Он ошибся, он просчитался. Да не смог любить как и хотел. Но боль она умеет взламывать замки, проникать сквозь стены, ей не страшны ни шипы ни пули – она всегда находит жертву.

Винт знал, что смотрит на нее в последний раз, он прощался с каждым сантиметром ее костлявого, изможденного тела, он пил ее и не мог напиться. Он хотел запомнить все и все забыть, он хотел все простить, быть прощенным и отпустить, открыть клетку и выпустить ее на свободу.
На утро он исчез, испарился, растворился в предрассветном тумане и больше она его не видела.

Винт ушел, оставив ее наедине с памятью и миром.
Своим исчезновением он вернул ей что-то уже почти забытое, и почти незнакомое, да унес навсегда кусочек ее самой.

По миллиметрам жизнь возвращалась на круги своя: наконец-то вылились слезы и глаза стали сухими, в движения вернулись спокойствие и точность, боль ушла из сердца и оно стало пустым, а со скул ушел лихорадочный румянец.
Винт прошел как болезнь, как лихорадка. Он вывинтился из ее сердца, правда оставил там дырку, но такие мелочи всегда можно прикрыть ширмой с яркими птицами. Он ушел и в ее жизни вновь появились мужчины с жесткими смуглыми лицами, и вместе с одним из них она состарилась и посидела, вырастила детей располнела, иссохла, высохла и наконец превратилась в прах, что и теперь лежит под тяжелым камнем, под ярким зеленым ковром из сочных трав.

Ее жизнь прошла тенью от слов и снов.

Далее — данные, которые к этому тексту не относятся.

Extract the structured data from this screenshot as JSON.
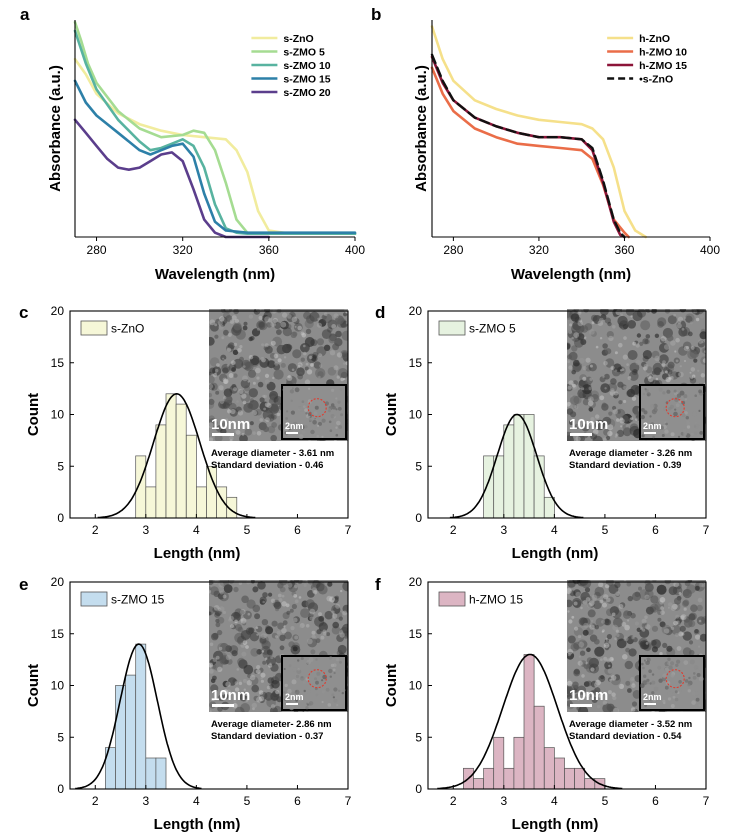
{
  "colors": {
    "sZnO": "#f1ec9e",
    "sZMO5": "#a5dc92",
    "sZMO10": "#58b3a0",
    "sZMO15": "#2d80a8",
    "sZMO20": "#5b3e8c",
    "hZnO": "#f5e08a",
    "hZMO10": "#ea6d48",
    "hZMO15": "#8c1438",
    "dashed": "#111111",
    "histC": "#f6f7d8",
    "histD": "#e6f2e0",
    "histE": "#c4ddee",
    "histF": "#dcb5c3",
    "tem": "#8c8c8c"
  },
  "chart_data": [
    {
      "id": "a",
      "panel_label": "a",
      "type": "line",
      "xlabel": "Wavelength (nm)",
      "ylabel": "Absorbance (a.u.)",
      "xlim": [
        270,
        400
      ],
      "ylim": [
        0,
        1
      ],
      "xticks": [
        280,
        320,
        360,
        400
      ],
      "yticks_shown": false,
      "legend_position": "top-right",
      "series": [
        {
          "name": "s-ZnO",
          "color_key": "sZnO",
          "x": [
            270,
            275,
            280,
            290,
            300,
            310,
            320,
            330,
            340,
            345,
            350,
            355,
            360,
            370,
            380,
            400
          ],
          "y": [
            0.82,
            0.75,
            0.66,
            0.57,
            0.52,
            0.49,
            0.47,
            0.46,
            0.45,
            0.4,
            0.3,
            0.12,
            0.03,
            0.015,
            0.015,
            0.015
          ]
        },
        {
          "name": "s-ZMO 5",
          "color_key": "sZMO5",
          "x": [
            270,
            273,
            276,
            280,
            290,
            300,
            310,
            320,
            325,
            330,
            335,
            340,
            345,
            350,
            360,
            380,
            400
          ],
          "y": [
            0.99,
            0.9,
            0.8,
            0.71,
            0.58,
            0.5,
            0.46,
            0.47,
            0.49,
            0.48,
            0.4,
            0.25,
            0.08,
            0.02,
            0.015,
            0.015,
            0.015
          ]
        },
        {
          "name": "s-ZMO 10",
          "color_key": "sZMO10",
          "x": [
            270,
            275,
            280,
            290,
            300,
            305,
            310,
            315,
            320,
            325,
            330,
            335,
            340,
            345,
            350,
            360,
            380,
            400
          ],
          "y": [
            0.95,
            0.8,
            0.68,
            0.54,
            0.44,
            0.4,
            0.41,
            0.43,
            0.45,
            0.42,
            0.32,
            0.15,
            0.04,
            0.02,
            0.015,
            0.015,
            0.015,
            0.015
          ]
        },
        {
          "name": "s-ZMO 15",
          "color_key": "sZMO15",
          "x": [
            270,
            275,
            280,
            290,
            300,
            305,
            310,
            315,
            320,
            325,
            330,
            335,
            340,
            350,
            360,
            380,
            400
          ],
          "y": [
            0.72,
            0.62,
            0.56,
            0.48,
            0.4,
            0.38,
            0.4,
            0.42,
            0.43,
            0.37,
            0.2,
            0.07,
            0.03,
            0.02,
            0.02,
            0.02,
            0.02
          ]
        },
        {
          "name": "s-ZMO 20",
          "color_key": "sZMO20",
          "x": [
            270,
            275,
            280,
            285,
            290,
            295,
            300,
            305,
            310,
            315,
            320,
            325,
            330,
            335,
            340,
            350,
            360
          ],
          "y": [
            0.54,
            0.48,
            0.42,
            0.36,
            0.32,
            0.31,
            0.32,
            0.35,
            0.38,
            0.39,
            0.35,
            0.22,
            0.08,
            0.02,
            0.0,
            0.0,
            0.0
          ]
        }
      ]
    },
    {
      "id": "b",
      "panel_label": "b",
      "type": "line",
      "xlabel": "Wavelength (nm)",
      "ylabel": "Absorbance (a.u.)",
      "xlim": [
        270,
        400
      ],
      "ylim": [
        0,
        1
      ],
      "xticks": [
        280,
        320,
        360,
        400
      ],
      "yticks_shown": false,
      "legend_position": "top-right",
      "series": [
        {
          "name": "h-ZnO",
          "color_key": "hZnO",
          "x": [
            270,
            275,
            280,
            290,
            300,
            310,
            320,
            330,
            340,
            345,
            350,
            355,
            360,
            365,
            370
          ],
          "y": [
            0.97,
            0.82,
            0.72,
            0.63,
            0.59,
            0.56,
            0.54,
            0.53,
            0.52,
            0.5,
            0.45,
            0.32,
            0.12,
            0.03,
            0.0
          ]
        },
        {
          "name": "h-ZMO 10",
          "color_key": "hZMO10",
          "x": [
            270,
            275,
            280,
            290,
            300,
            310,
            320,
            330,
            340,
            345,
            350,
            355,
            360,
            362
          ],
          "y": [
            0.78,
            0.66,
            0.58,
            0.5,
            0.46,
            0.43,
            0.42,
            0.41,
            0.4,
            0.36,
            0.24,
            0.08,
            0.02,
            0.0
          ]
        },
        {
          "name": "h-ZMO 15",
          "color_key": "hZMO15",
          "x": [
            270,
            275,
            280,
            290,
            300,
            310,
            320,
            330,
            340,
            345,
            350,
            355,
            358,
            360
          ],
          "y": [
            0.83,
            0.71,
            0.63,
            0.55,
            0.51,
            0.48,
            0.46,
            0.46,
            0.45,
            0.4,
            0.25,
            0.07,
            0.01,
            0.0
          ]
        },
        {
          "name": "s-ZnO",
          "legend_prefix": "•",
          "color_key": "dashed",
          "dashed": true,
          "x": [
            270,
            275,
            280,
            290,
            300,
            310,
            320,
            330,
            340,
            345,
            350,
            355,
            358,
            360
          ],
          "y": [
            0.84,
            0.72,
            0.63,
            0.55,
            0.51,
            0.48,
            0.46,
            0.46,
            0.45,
            0.41,
            0.26,
            0.08,
            0.02,
            0.0
          ]
        }
      ]
    },
    {
      "id": "c",
      "panel_label": "c",
      "type": "bar",
      "xlabel": "Length (nm)",
      "ylabel": "Count",
      "xlim": [
        1.5,
        7
      ],
      "ylim": [
        0,
        20
      ],
      "xticks": [
        2,
        3,
        4,
        5,
        6,
        7
      ],
      "yticks": [
        0,
        5,
        10,
        15,
        20
      ],
      "legend": "s-ZnO",
      "legend_position": "top-left",
      "color_key": "histC",
      "bin_width": 0.2,
      "bins_start": [
        2.8,
        3.0,
        3.2,
        3.4,
        3.6,
        3.8,
        4.0,
        4.2,
        4.4,
        4.6
      ],
      "counts": [
        6,
        3,
        9,
        12,
        11,
        8,
        3,
        5,
        3,
        2
      ],
      "fit": {
        "mean": 3.61,
        "sd": 0.46,
        "peak": 12
      },
      "stats": {
        "avg": "Average diameter - 3.61 nm",
        "sd": "Standard deviation - 0.46"
      },
      "tem_scale": "10nm",
      "inset_scale": "2nm"
    },
    {
      "id": "d",
      "panel_label": "d",
      "type": "bar",
      "xlabel": "Length (nm)",
      "ylabel": "Count",
      "xlim": [
        1.5,
        7
      ],
      "ylim": [
        0,
        20
      ],
      "xticks": [
        2,
        3,
        4,
        5,
        6,
        7
      ],
      "yticks": [
        0,
        5,
        10,
        15,
        20
      ],
      "legend": "s-ZMO 5",
      "legend_position": "top-left",
      "color_key": "histD",
      "bin_width": 0.2,
      "bins_start": [
        2.6,
        2.8,
        3.0,
        3.2,
        3.4,
        3.6,
        3.8
      ],
      "counts": [
        6,
        6,
        9,
        10,
        10,
        6,
        2
      ],
      "fit": {
        "mean": 3.26,
        "sd": 0.39,
        "peak": 10
      },
      "stats": {
        "avg": "Average diameter - 3.26 nm",
        "sd": "Standard deviation - 0.39"
      },
      "tem_scale": "10nm",
      "inset_scale": "2nm"
    },
    {
      "id": "e",
      "panel_label": "e",
      "type": "bar",
      "xlabel": "Length (nm)",
      "ylabel": "Count",
      "xlim": [
        1.5,
        7
      ],
      "ylim": [
        0,
        20
      ],
      "xticks": [
        2,
        3,
        4,
        5,
        6,
        7
      ],
      "yticks": [
        0,
        5,
        10,
        15,
        20
      ],
      "legend": "s-ZMO 15",
      "legend_position": "top-left",
      "color_key": "histE",
      "bin_width": 0.2,
      "bins_start": [
        2.2,
        2.4,
        2.6,
        2.8,
        3.0,
        3.2
      ],
      "counts": [
        4,
        10,
        11,
        14,
        3,
        3
      ],
      "fit": {
        "mean": 2.86,
        "sd": 0.37,
        "peak": 14
      },
      "stats": {
        "avg": "Average diameter- 2.86 nm",
        "sd": "Standard deviation - 0.37"
      },
      "tem_scale": "10nm",
      "inset_scale": "2nm"
    },
    {
      "id": "f",
      "panel_label": "f",
      "type": "bar",
      "xlabel": "Length (nm)",
      "ylabel": "Count",
      "xlim": [
        1.5,
        7
      ],
      "ylim": [
        0,
        20
      ],
      "xticks": [
        2,
        3,
        4,
        5,
        6,
        7
      ],
      "yticks": [
        0,
        5,
        10,
        15,
        20
      ],
      "legend": "h-ZMO 15",
      "legend_position": "top-left",
      "color_key": "histF",
      "bin_width": 0.2,
      "bins_start": [
        2.2,
        2.4,
        2.6,
        2.8,
        3.0,
        3.2,
        3.4,
        3.6,
        3.8,
        4.0,
        4.2,
        4.4,
        4.6,
        4.8
      ],
      "counts": [
        2,
        1,
        2,
        5,
        2,
        5,
        13,
        8,
        4,
        3,
        2,
        2,
        1,
        1
      ],
      "fit": {
        "mean": 3.52,
        "sd": 0.54,
        "peak": 13
      },
      "stats": {
        "avg": "Average diameter - 3.52 nm",
        "sd": "Standard deviation -  0.54"
      },
      "tem_scale": "10nm",
      "inset_scale": "2nm"
    }
  ]
}
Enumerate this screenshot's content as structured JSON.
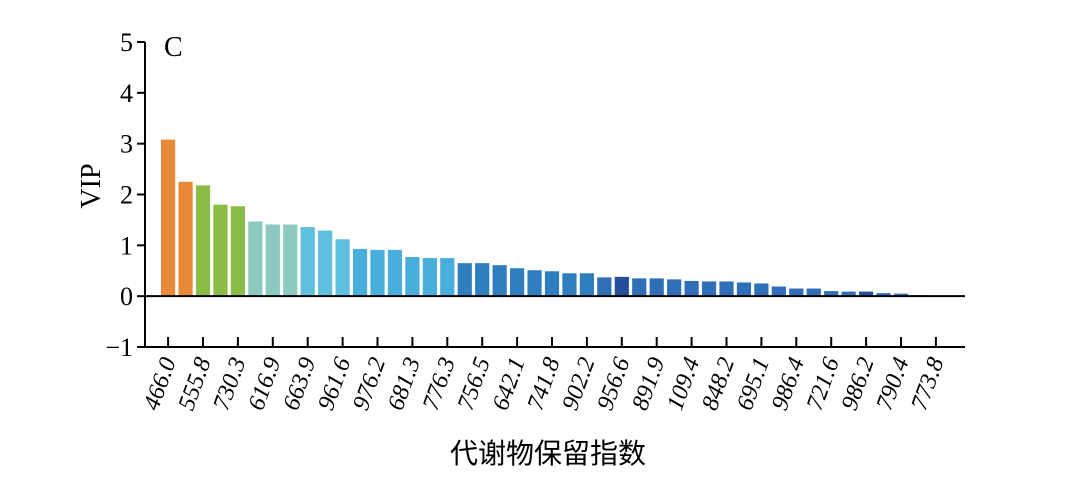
{
  "chart_data": {
    "type": "bar",
    "panel_label": "C",
    "xlabel": "代谢物保留指数",
    "ylabel": "VIP",
    "ylim": [
      -1,
      5
    ],
    "yticks": [
      "5",
      "4",
      "3",
      "2",
      "1",
      "0",
      "−1"
    ],
    "grid": false,
    "tick_labels": [
      "466.0",
      "555.8",
      "730.3",
      "616.9",
      "663.9",
      "961.6",
      "976.2",
      "681.3",
      "776.3",
      "756.5",
      "642.1",
      "741.8",
      "902.2",
      "956.6",
      "891.9",
      "109.4",
      "848.2",
      "695.1",
      "986.4",
      "721.6",
      "986.2",
      "790.4",
      "773.8"
    ],
    "values": [
      3.08,
      2.25,
      2.18,
      1.8,
      1.77,
      1.47,
      1.41,
      1.41,
      1.36,
      1.29,
      1.12,
      0.93,
      0.91,
      0.91,
      0.77,
      0.75,
      0.75,
      0.65,
      0.65,
      0.61,
      0.55,
      0.51,
      0.49,
      0.45,
      0.45,
      0.37,
      0.38,
      0.35,
      0.35,
      0.33,
      0.3,
      0.29,
      0.29,
      0.27,
      0.25,
      0.19,
      0.15,
      0.15,
      0.1,
      0.09,
      0.09,
      0.06,
      0.05,
      0.02,
      0.01,
      0.01
    ],
    "colors": [
      "#e8893a",
      "#e8893a",
      "#8cbc48",
      "#8cbc48",
      "#8cbc48",
      "#8cc9bf",
      "#8cc9bf",
      "#8cc9bf",
      "#5ec0de",
      "#5ec0de",
      "#5ec0de",
      "#4aaedc",
      "#4aaedc",
      "#4aaedc",
      "#4aaedc",
      "#4aaedc",
      "#4aaedc",
      "#2f7ec0",
      "#2f7ec0",
      "#2f7ec0",
      "#2f7ec0",
      "#2f7ec0",
      "#2f7ec0",
      "#2f7ec0",
      "#2f7ec0",
      "#2f6fb8",
      "#254f9a",
      "#2f6fb8",
      "#2f6fb8",
      "#2f6fb8",
      "#2f6fb8",
      "#2f6fb8",
      "#2f6fb8",
      "#2f6fb8",
      "#2f6fb8",
      "#2f6fb8",
      "#2f6fb8",
      "#2f6fb8",
      "#2f6fb8",
      "#2f6fb8",
      "#254f9a",
      "#2f6fb8",
      "#2f6fb8",
      "#2f6fb8",
      "#2f6fb8",
      "#2f6fb8"
    ]
  }
}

В старости она любила перебирать пустые пожелтевшие, как осенняя листва конверты, боялась метро, была крайне забывчива и слаба глазами, была спокойна и почти счастлива. А еще она коллекционировала отвертки. И лишь однажды мимолетная встреча нарушала ее покой. Но она не любила вспоминать об этом. И лишь изредка роняла капельки на мятую фотографию седого старика и никто из ее детей и близких так и не узнал, кто этот старец и что он значил в ее жизни, и почему она так не любила слово «винт».